Spóźniła się do pracy - i nie ma w tym nic dziwnego, bo każdemu może się zdarzyć, ale to było ponad 40 minut spóźnienia. Weszła i nawet nie przeprosiła czekających pacjentów, nic nie wyjaśniła. Zawołała pierwszego pacjenta do gabinetu, a następnie mnie z synem. Chodzę o kulach po operacji, a ta osoba miała pretensje, że od momentu zawołania zbyt wolno zareagowałam i weszłam do gabinetu i chciała już wziąć kolejną osobę. Na spotkaniu większość czasu przebiegło w milczeniu bo tylko spisywała dane do komputera z dokumentacji jaką dostarczyłam. Syn jest diagnozowany na aspergera od ponad roku i każdy wskazywał, że jest to właśnie spektrum. Ta osoba stwierdziła, że syn nie ma autyzmu tylko jest agresywny i i nie wystawi diagnozy ponieważ nie pozwoli, aby on bił niepełnosprawne dzieci w przedszkolu specjalistycznym, o które mocno się staram. Syn ma testy na inteligencję powyżej normy, w przedszkolu publicznym nie odnajduje się w grupie, gdzie dzieci jest zbyt wiele, sam mówi, że nie ma emocji, że jest za dużo dzieci i za głośno, nie radzi sobie z emocjami i wyrzutem złości więc reaguje agresją, a w pracy jeden do jeden jest skupiony i świetnie sobie radzi. Pani stwierdziła, że to jest agresor, że ja sobie z nim totalnie nie radzę i mamy udać się na terapię rodzinna, a to, że jest inteligentny to powinnam się cieszyć z tego powodu i zająć się wychowywaniem syna i stawianiem mu twardych zasad.... Zaznaczę, że agresywne zachowania syn przejawia jedynie w przedszkolu, w domu ani na placu zabaw nie mam z nim takowych problemów. Syn nie utrzymuje kontaktu wzrokowego, reaguje na imię i wtedy popatrzy, ale później już ucieka wzrokiem. Ma mocno pobudzone receptory dotykowe i ciągle musi czegoś dotykać, nie jest w stanie usiedzieć w miejscu, ciągle chodzi i się przemieszcza. Nie jestem w stanie utrzymać go w jednym miejscu dłużej niż 2 minuty. Jednak jeśli coś go zainteresuje to siedzi nawet godzinę i się czymś zajmuje bez problemu. W gabinecie panowała sztywna atmosfera więc syn się mocno buntował. Upominany był przez Panią wielokrotnie za to, że siedzi w złej pozycji i brudzi butkami jej fotel. Wszędzie, gdzie byliśmy wcześniej panowała cudowna przyjazna atmosfera, syn współpracował z Paniami, a tutaj zupełnie się zbuntował, a mi zabrakło języka w buzi i o wielu rzeczach nawet nie wspomniałam, gdzie jestem raczej osobą konkretną.
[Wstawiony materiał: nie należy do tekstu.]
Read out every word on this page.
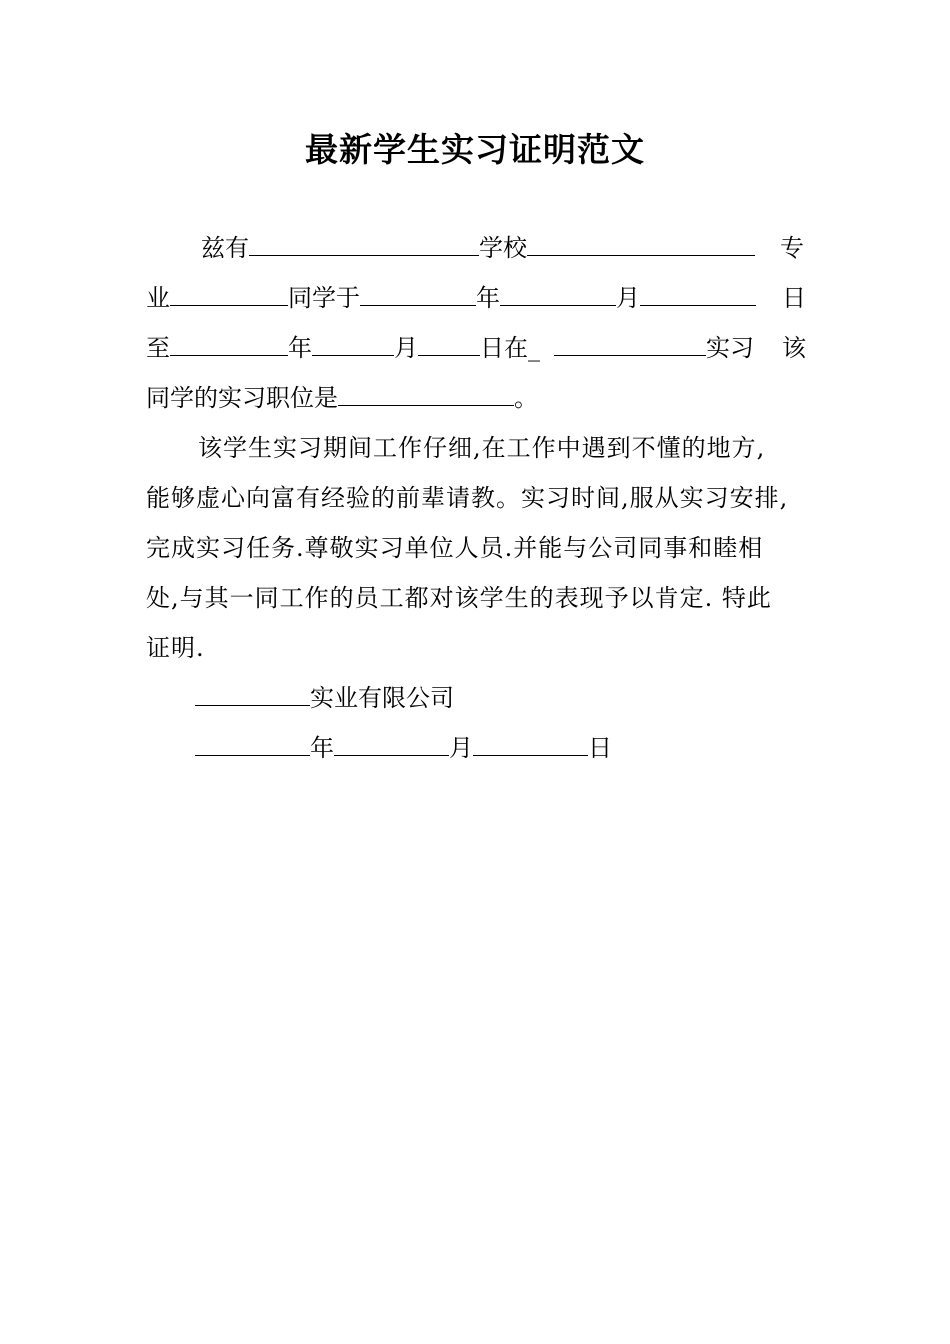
最新学生实习证明范文
兹有	学校	专
业	同学于	年	月	日
至	年	月	日在_	实习 该
同学的实习职位是	。
该学生实习期间工作仔细,在工作中遇到不懂的地方,
能够虚心向富有经验的前辈请教。实习时间,服从实习安排,
完成实习任务.尊敬实习单位人员.并能与公司同事和睦相
处,与其一同工作的员工都对该学生的表现予以肯定. 特此
证明.
实业有限公司
年	月	日
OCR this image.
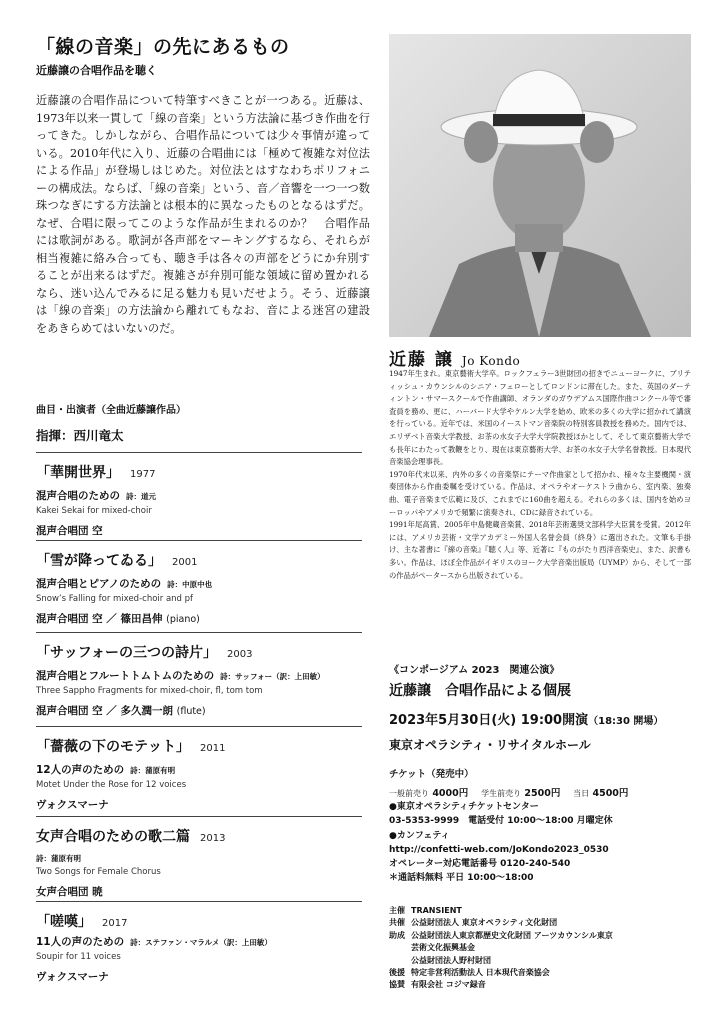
「線の音楽」の先にあるもの
近藤譲の合唱作品を聴く
近藤譲の合唱作品について特筆すべきことが一つある。近藤は、1973年以来一貫して「線の音楽」という方法論に基づき作曲を行ってきた。しかしながら、合唱作品については少々事情が違っている。2010年代に入り、近藤の合唱曲には「極めて複雑な対位法による作品」が登場しはじめた。対位法とはすなわちポリフォニーの構成法。ならば、「線の音楽」という、音／音響を一つ一つ数珠つなぎにする方法論とは根本的に異なったものとなるはずだ。なぜ、合唱に限ってこのような作品が生まれるのか？　合唱作品には歌詞がある。歌詞が各声部をマーキングするなら、それらが相当複雑に絡み合っても、聴き手は各々の声部をどうにか弁別することが出来るはずだ。複雑さが弁別可能な領域に留め置かれるなら、迷い込んでみるに足る魅力も見いだせよう。そう、近藤譲は「線の音楽」の方法論から離れてもなお、音による迷宮の建設をあきらめてはいないのだ。
曲目・出演者（全曲近藤譲作品）
指揮：西川竜太
「華開世界」 1977
混声合唱のための 詩：道元
Kakei Sekai for mixed-choir
混声合唱団 空
「雪が降ってゐる」 2001
混声合唱とピアノのための 詩：中原中也
Snow’s Falling for mixed-choir and pf
混声合唱団 空 ／ 篠田昌伸 (piano)
「サッフォーの三つの詩片」 2003
混声合唱とフルートトムトムのための 詩：サッフォー（訳：上田敏）
Three Sappho Fragments for mixed-choir, fl, tom tom
混声合唱団 空 ／ 多久潤一朗 (flute)
「薔薇の下のモテット」 2011
12人の声のための 詩：蒲原有明
Motet Under the Rose for 12 voices
ヴォクスマーナ
女声合唱のための歌二篇 2013
詩：蒲原有明
Two Songs for Female Chorus
女声合唱団 暁
「嗟嘆」 2017
11人の声のための 詩：ステファン・マラルメ（訳：上田敏）
Soupir for 11 voices
ヴォクスマーナ
近藤 譲 Jo Kondo

1947年生まれ。東京藝術大学卒。ロックフェラー3世財団の招きでニューヨークに、ブリティッシュ・カウンシルのシニア・フェローとしてロンドンに滞在した。また、英国のダーティントン・サマースクールで作曲講師、オランダのガウデアムス国際作曲コンクール等で審査員を務め、更に、ハーバード大学やケルン大学を始め、欧米の多くの大学に招かれて講演を行っている。近年では、米国のイーストマン音楽院の特別客員教授を務めた。国内では、エリザベト音楽大学教授、お茶の水女子大学大学院教授ほかとして、そして東京藝術大学でも長年にわたって教鞭をとり、現在は東京藝術大学、お茶の水女子大学名誉教授。日本現代音楽協会理事長。

1970年代末以来、内外の多くの音楽祭にテーマ作曲家として招かれ、様々な主要機関・演奏団体から作曲委嘱を受けている。作品は、オペラやオーケストラ曲から、室内楽、独奏曲、電子音楽まで広範に及び、これまでに160曲を超える。それらの多くは、国内を始めヨーロッパやアメリカで頻繁に演奏され、CDに録音されている。

1991年尾高賞、2005年中島健蔵音楽賞、2018年芸術選奨文部科学大臣賞を受賞。2012年には、アメリカ芸術・文学アカデミー外国人名誉会員（終身）に選出された。文筆も手掛け、主な著書に『線の音楽』『聴く人』等、近著に『ものがたり西洋音楽史』、また、訳書も多い。作品は、ほぼ全作品がイギリスのヨーク大学音楽出版局（UYMP）から、そして一部の作品がペータースから出版されている。

《コンポージアム 2023　関連公演》
近藤譲　合唱作品による個展
2023年5月30日(火) 19:00開演（18:30 開場）
東京オペラシティ・リサイタルホール
チケット（発売中）
一般前売り 4000円　 学生前売り 2500円　 当日 4500円
●東京オペラシティチケットセンター
03-5353-9999　電話受付 10:00～18:00 月曜定休
●カンフェティ
http://confetti-web.com/JoKondo2023_0530
オペレーター対応電話番号 0120-240-540
＊通話料無料 平日 10:00～18:00
主催	TRANSIENT
共催	公益財団法人 東京オペラシティ文化財団
助成	公益財団法人東京都歴史文化財団 アーツカウンシル東京
	芸術文化振興基金
	公益財団法人野村財団
後援	特定非営利活動法人 日本現代音楽協会
協賛	有限会社 コジマ録音
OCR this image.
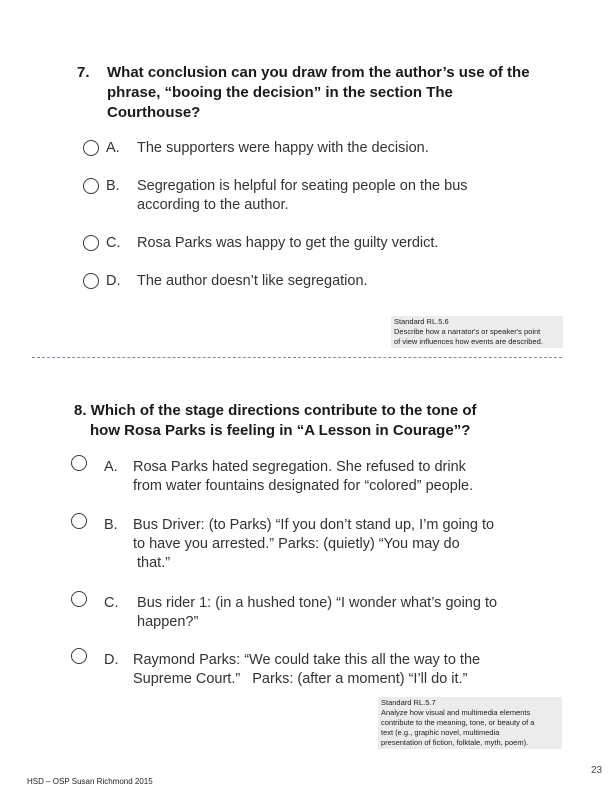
7. What conclusion can you draw from the author’s use of the
phrase, “booing the decision” in the section The
Courthouse?
A. The supporters were happy with the decision.
B. Segregation is helpful for seating people on the bus
according to the author.
C. Rosa Parks was happy to get the guilty verdict.
D. The author doesn’t like segregation.
Standard RL.5.6
Describe how a narrator's or speaker's point
of view influences how events are described.
8. Which of the stage directions contribute to the tone of
how Rosa Parks is feeling in “A Lesson in Courage”?
A. Rosa Parks hated segregation. She refused to drink
from water fountains designated for “colored” people.
B. Bus Driver: (to Parks) “If you don’t stand up, I’m going to
to have you arrested.” Parks: (quietly) “You may do
that.”
C. Bus rider 1: (in a hushed tone) “I wonder what’s going to
happen?”
D. Raymond Parks: “We could take this all the way to the
Supreme Court.”   Parks: (after a moment) “I’ll do it.”
Standard RL.5.7
Analyze how visual and multimedia elements
contribute to the meaning, tone, or beauty of a
text (e.g., graphic novel, multimedia
presentation of fiction, folktale, myth, poem).
23
HSD – OSP Susan Richmond 2015
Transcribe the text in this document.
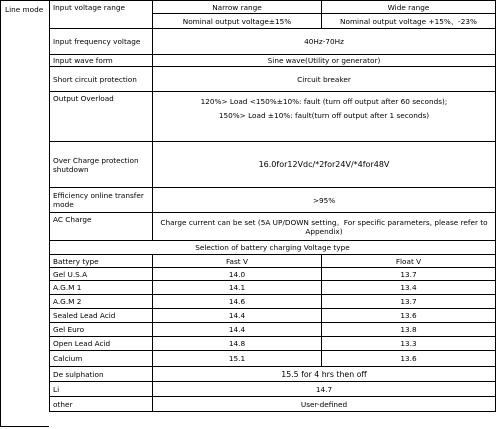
Line mode Input voltage range	Narrow range	Wide range
	Nominal output voltage±15%	Nominal output voltage +15%、-23%
Input frequency voltage	40Hz-70Hz	
Input wave form	Sine wave(Utility or generator)	
Short circuit protection	Circuit breaker	
Output Overload	120%> Load <150%±10%: fault (turn off output after 60 seconds);
150%> Load ±10%: fault(turn off output after 1 seconds)	

Over Charge protection shutdown	16.0for12Vdc/*2for24V/*4for48V	
Efficiency online transfer mode	>95%	
AC Charge	Charge current can be set (5A UP/DOWN setting。For specific parameters, please refer to Appendix)	
Selection of battery charging Voltage type		
Battery type	Fast V	Float V
Gel U.S.A	14.0	13.7
A.G.M 1	14.1	13.4
A.G.M 2	14.6	13.7
Sealed Lead Acid	14.4	13.6
Gel Euro	14.4	13.8
Open Lead Acid	14.8	13.3
Calcium	15.1	13.6
De sulphation	15.5 for 4 hrs then off	
Li	14.7	
other	User-defined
Totalnie nie polecam tej kobiety do żadnej diagnozy.
Na sugestie zażywania przez małoletniego narkotyków - owa Pani zasugerowała małoletniemu żeby nie łączył lekarstw z alkoholem i tyle. W tym momencie ręce mi opadły. Nic dodać nic ująć. Znalazłam innego. Całkiem inne podejście. Dałam jedna gwiazdkę bo niżej się nie da.